##About the event
When it comes to Machine Learning (ML), Deep Learning (DL) and Artificial Intelligence (AI), three aspects are crucial:
- Clarity of fundamental concepts.
- Insights and nuances when applying concepts to solve real-world problems.
- Knowledge of tools for automating ML and DL.
Anthill Inside Miniconf will provide understanding on each of these fronts.
This miniconf is a full day event consisting of:
- 3-4 talks each, on concepts, applications and tools.
- Birds of Feather (BOF) sessions on focussed topics.
We are accepting proposals for:
- 10 to 40-minute talks, explaining fundamnetal concepts in math, statistics and data science.
- 20 to 40-minute talks on case studies and lessons learned when applyng ML, DL and AI concepts in different domains / to solve diverse data-related problems.
- 10 to 20-minute talks on tools on ML and DL.
- Birds of a Feather (BOF) sessions on failure stories in ML, to what problems / use cases should you use ML and DL, chatbots.
- 3-6 hour hands-on workshops on concepts and tools.
Hands-on workshops for 30-40 participants on 25 November will help in internalizing concepts, and practical aspects of working with tools.
Workshops will be announced shortly.
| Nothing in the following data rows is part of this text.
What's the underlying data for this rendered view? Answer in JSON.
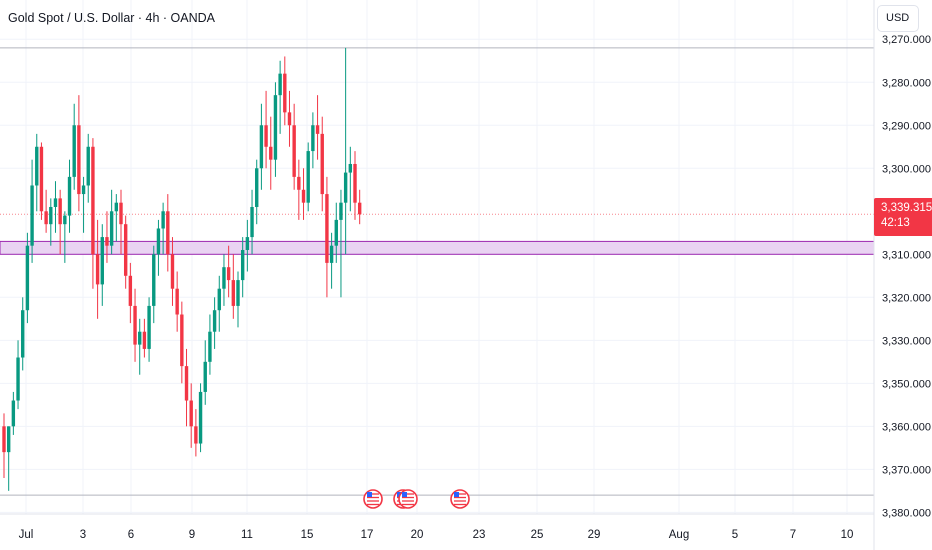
{
  "header": {
    "title": "Gold Spot / U.S. Dollar · 4h · OANDA",
    "currency": "USD"
  },
  "price_scale": {
    "ticks": [
      "3,380.000",
      "3,370.000",
      "3,360.000",
      "3,350.000",
      "3,330.000",
      "3,320.000",
      "3,310.000",
      "3,300.000",
      "3,290.000",
      "3,280.000",
      "3,270.000"
    ],
    "current_price": "3,339.315",
    "countdown": "42:13"
  },
  "time_axis": {
    "labels": [
      "Jul",
      "3",
      "6",
      "9",
      "11",
      "15",
      "17",
      "20",
      "23",
      "25",
      "29",
      "Aug",
      "5",
      "7",
      "10"
    ]
  },
  "colors": {
    "up": "#089981",
    "down": "#f23645",
    "zone_fill": "#e9d3f2",
    "zone_border": "#9c27b0",
    "current_line": "#f23645",
    "grid": "#f0f3fa",
    "axis_text": "#131722",
    "event_icon": "#f23645"
  },
  "annotations": {
    "zone": {
      "from": 3330,
      "to": 3333
    },
    "horizontal_line_top": 3378,
    "horizontal_line_bottom": 3274,
    "current_price_value": 3339.3
  },
  "events": [
    {
      "name": "us-economic-event",
      "day": "17"
    },
    {
      "name": "us-economic-event",
      "day": "19"
    },
    {
      "name": "us-economic-event",
      "day": "19b"
    },
    {
      "name": "us-economic-event",
      "day": "22"
    }
  ],
  "chart_data": {
    "type": "candlestick",
    "ylim": [
      3265,
      3385
    ],
    "y_ticks": [
      3270,
      3280,
      3290,
      3300,
      3310,
      3320,
      3330,
      3350,
      3360,
      3370,
      3380
    ],
    "candles": [
      [
        3290,
        3293,
        3278,
        3284
      ],
      [
        3284,
        3290,
        3275,
        3290
      ],
      [
        3290,
        3298,
        3288,
        3296
      ],
      [
        3296,
        3310,
        3294,
        3306
      ],
      [
        3306,
        3320,
        3303,
        3317
      ],
      [
        3317,
        3335,
        3314,
        3332
      ],
      [
        3332,
        3352,
        3328,
        3346
      ],
      [
        3346,
        3358,
        3340,
        3355
      ],
      [
        3355,
        3356,
        3338,
        3340
      ],
      [
        3340,
        3345,
        3335,
        3337
      ],
      [
        3337,
        3343,
        3332,
        3341
      ],
      [
        3341,
        3347,
        3335,
        3343
      ],
      [
        3343,
        3345,
        3330,
        3337
      ],
      [
        3337,
        3340,
        3328,
        3339
      ],
      [
        3339,
        3352,
        3335,
        3348
      ],
      [
        3348,
        3365,
        3345,
        3360
      ],
      [
        3360,
        3367,
        3340,
        3344
      ],
      [
        3344,
        3348,
        3335,
        3346
      ],
      [
        3346,
        3358,
        3342,
        3355
      ],
      [
        3355,
        3357,
        3322,
        3330
      ],
      [
        3330,
        3338,
        3315,
        3323
      ],
      [
        3323,
        3337,
        3318,
        3334
      ],
      [
        3334,
        3340,
        3328,
        3332
      ],
      [
        3332,
        3345,
        3330,
        3340
      ],
      [
        3340,
        3344,
        3333,
        3342
      ],
      [
        3342,
        3345,
        3330,
        3337
      ],
      [
        3337,
        3339,
        3322,
        3325
      ],
      [
        3325,
        3328,
        3314,
        3318
      ],
      [
        3318,
        3322,
        3305,
        3309
      ],
      [
        3309,
        3315,
        3302,
        3312
      ],
      [
        3312,
        3315,
        3306,
        3308
      ],
      [
        3308,
        3320,
        3305,
        3318
      ],
      [
        3318,
        3332,
        3314,
        3330
      ],
      [
        3330,
        3338,
        3325,
        3336
      ],
      [
        3336,
        3342,
        3330,
        3340
      ],
      [
        3340,
        3344,
        3326,
        3330
      ],
      [
        3330,
        3334,
        3318,
        3322
      ],
      [
        3322,
        3326,
        3312,
        3316
      ],
      [
        3316,
        3319,
        3300,
        3304
      ],
      [
        3304,
        3308,
        3290,
        3296
      ],
      [
        3296,
        3300,
        3285,
        3290
      ],
      [
        3290,
        3294,
        3283,
        3286
      ],
      [
        3286,
        3300,
        3284,
        3298
      ],
      [
        3298,
        3310,
        3295,
        3305
      ],
      [
        3305,
        3316,
        3302,
        3312
      ],
      [
        3312,
        3320,
        3308,
        3317
      ],
      [
        3317,
        3325,
        3312,
        3322
      ],
      [
        3322,
        3330,
        3318,
        3327
      ],
      [
        3327,
        3332,
        3320,
        3324
      ],
      [
        3324,
        3330,
        3315,
        3318
      ],
      [
        3318,
        3326,
        3313,
        3324
      ],
      [
        3324,
        3334,
        3320,
        3331
      ],
      [
        3331,
        3338,
        3326,
        3334
      ],
      [
        3334,
        3345,
        3330,
        3341
      ],
      [
        3341,
        3352,
        3337,
        3350
      ],
      [
        3350,
        3365,
        3345,
        3360
      ],
      [
        3360,
        3368,
        3350,
        3355
      ],
      [
        3355,
        3362,
        3345,
        3352
      ],
      [
        3352,
        3370,
        3348,
        3367
      ],
      [
        3367,
        3375,
        3358,
        3372
      ],
      [
        3372,
        3376,
        3360,
        3363
      ],
      [
        3363,
        3368,
        3355,
        3360
      ],
      [
        3360,
        3365,
        3345,
        3348
      ],
      [
        3348,
        3352,
        3338,
        3345
      ],
      [
        3345,
        3350,
        3338,
        3342
      ],
      [
        3342,
        3356,
        3340,
        3354
      ],
      [
        3354,
        3363,
        3350,
        3360
      ],
      [
        3360,
        3367,
        3352,
        3358
      ],
      [
        3358,
        3362,
        3340,
        3344
      ],
      [
        3344,
        3348,
        3320,
        3328
      ],
      [
        3328,
        3335,
        3322,
        3332
      ],
      [
        3332,
        3342,
        3328,
        3338
      ],
      [
        3338,
        3345,
        3320,
        3342
      ],
      [
        3342,
        3378,
        3330,
        3349
      ],
      [
        3349,
        3355,
        3340,
        3351
      ],
      [
        3351,
        3354,
        3338,
        3342
      ],
      [
        3342,
        3345,
        3337,
        3339.3
      ]
    ]
  }
}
Workshop tickets have to be purchased separately.
##Target audience, and why you should attend this event
- ML engineers who want to learn about concepts in maths, stats and strengthen foundations.
- ML engineers wanting to learn from experiences and insights of others.
- Senior architects and decision-makers who want to quick run-through of concepts, implementation case studies, and overview of tools.
- Masters and doctoral candidates who want to bridge the gap between academia and practice.
Proposals will be shortlisted and reviewed by an editorial team consisting of practitioners from the community. Make sure your abstract contains the following information:
- Key insights you will present, or takeaways for the audience.
- Overall flow of the content.
You must submit links to videos of talks you have delivered in the past, or record and upload a two-min self-recorded video explaining what your talk is about, and why is it relevant for this event.
Also consider submitting links to the following along with your proposal:
- A detailed outline, or
- Mindmap, explaining the structure of the talk, or
- Draft slides.
##Honorarium for selected speakers; travel grants
Selected speakers and workshop instructors will receive an honorarium of Rs. 3,000 each, at the end of their talk. We do not provide free passes for speakers’ colleagues and spouses.
Travel grants are available for domestic speakers. We evaluate each case on its merits, giving preference to women, people of non-binary gender, and Africans.
If you require a grant, mention this in the field where you add your location. Anthill Inside Miniconf is funded through ticket purchases and sponsorships; travel grant budgets vary.
Anthill Inside Miniconf – 24 November, 2017.
Hands-on workshops – 25 November, 2017.
For more information about speaking, Anthill Inside, sponsorships, tickets, or any other information contact firstname.lastname@example.org or call 7676332020.
Machine Learning in Molecular Biology
Why do we need new machine learning algorithms to solve problems in molecular biology? Most “plug and play” packages cannot be applied directly, because often it is not even clear how to pose the problem as one of machine learning. Also, high-throughput biotechnologies keep evolving, producing different “types” of data, so the methods have to keep up. I will show how probabilistic models based on Bayesian principles can come to the rescue. I will also talk about the importance of “feature selection” in both paradigms of learning: supervised as well as unsupervised.
- Brush up on high-school biology. (3mins)
- Introduction to some of the new biotechnologies that produce data. (2mins)
- The Biological problems we are trying to solve. (5mins)
- Mixture models and why feature selection is important in an unsupervised learning kind of a setting, with an example.(10mins)
- An example of a Biological problem than can be formulated as supervised learning.(10mins)
5a. Some pictures of genetically modified creatures from our collaborators (that show machine learning works!).
I am part of a group of scientists at the National Chemical Laboratory, Pune, who use mathematics and computation to understand diverse aspects of Biology. I am a computer scientist by training and work primarily on designing probabilistic models as well as algorithms to learn them, all with the hope of solving fundamental problems in genomics.